Sharapova bleibt ihren Prinzipien treu

Im offiziellen Harmoniewahn des weiblichen Tennisbetriebs war Sharapova immer eine Außenseiterin. Vieles von dem, was über sie gesagt wurde als Dopingsünderin, hatte auch damit zu tun, es steckten immer geheime Abrechnungen aus der Vergangenheit mit drin in den Anklagen. Will und wird sich Sharapova ändern, geht sie nun auf ihre Rivalinnen zu - es war auch ein Thema bei diesem Comeback, in der Stunde der Rückkehr? Die Russin, mittlerweile 30 Jahre alt geworden, ist weit davon entfernt, ihre Prinzipien zu ändern. "Ich spiele Tennis nicht, um Freundschaften zu schließen", sagte sie, "meine einzige Pflicht ist, als Profi eine optimale Leistung zu bieten und den Fans zu zeigen, was ich kann." Eine "lange Reise" habe sie noch vor sich, eine Reise mit vielen Ungewissheiten, sagte Sharapova, "aber mir ist noch nie etwas in den Schoß gefallen. Ich habe mir immer alles hart erarbeitet."

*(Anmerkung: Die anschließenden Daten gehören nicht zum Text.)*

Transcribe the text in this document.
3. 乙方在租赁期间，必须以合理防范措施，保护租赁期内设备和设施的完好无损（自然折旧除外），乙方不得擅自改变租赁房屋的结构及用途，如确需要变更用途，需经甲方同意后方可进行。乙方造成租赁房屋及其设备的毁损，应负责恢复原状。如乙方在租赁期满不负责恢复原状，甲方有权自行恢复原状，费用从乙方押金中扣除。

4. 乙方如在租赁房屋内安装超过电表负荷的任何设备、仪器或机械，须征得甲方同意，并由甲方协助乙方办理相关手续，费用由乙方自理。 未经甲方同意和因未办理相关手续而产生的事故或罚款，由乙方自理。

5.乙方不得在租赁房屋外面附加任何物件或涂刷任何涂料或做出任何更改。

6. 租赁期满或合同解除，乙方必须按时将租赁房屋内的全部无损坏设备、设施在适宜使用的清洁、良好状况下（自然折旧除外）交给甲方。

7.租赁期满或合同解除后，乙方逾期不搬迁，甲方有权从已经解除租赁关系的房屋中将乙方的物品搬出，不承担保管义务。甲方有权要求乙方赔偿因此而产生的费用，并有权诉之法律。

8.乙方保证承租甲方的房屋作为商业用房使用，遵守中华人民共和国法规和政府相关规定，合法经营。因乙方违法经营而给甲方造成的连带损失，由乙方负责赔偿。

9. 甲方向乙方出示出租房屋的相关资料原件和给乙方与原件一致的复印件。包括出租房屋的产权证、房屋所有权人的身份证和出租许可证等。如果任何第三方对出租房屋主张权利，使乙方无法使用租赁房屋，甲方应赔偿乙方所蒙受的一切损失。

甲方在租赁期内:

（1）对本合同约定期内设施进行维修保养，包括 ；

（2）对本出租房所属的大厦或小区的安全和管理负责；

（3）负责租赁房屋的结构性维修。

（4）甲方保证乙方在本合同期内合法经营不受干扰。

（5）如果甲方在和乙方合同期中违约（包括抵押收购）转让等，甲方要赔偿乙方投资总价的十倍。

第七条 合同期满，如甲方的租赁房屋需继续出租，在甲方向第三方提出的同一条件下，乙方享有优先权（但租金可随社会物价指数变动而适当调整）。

Sharapova dürfte schnell wieder in eine sportliche Machtposition aufsteigen, sie hat den Mumm und die Klasse, um eine mitbestimmende Rolle im Kraftgefüge der Tour einzunehmen - in einer Branche, die nicht gerade schillernde, anziehende Figuren im Übermaß aufbietet. Auf Wildcards, auf Freibriefe von Veranstaltern, wird sie nicht allzu lange angewiesen sein. Noch ist nicht klar, ob sie einen Joker für die French Open erhält, vielleicht endet diese Affäre mit dem Kompromiss einer Wildcard für die Qualifikation. Sharapova lässt das alles im Grunde kalt, auch, was andere pausenlos über sie verbreiten: "Ich bin nur auf mich konzentriert, auf meinen Beruf, auf meine Leistung", sagt sie, "ich bin nicht ärgerlich oder bitter über manche Kommentare. Es interessiert mich einfach nicht."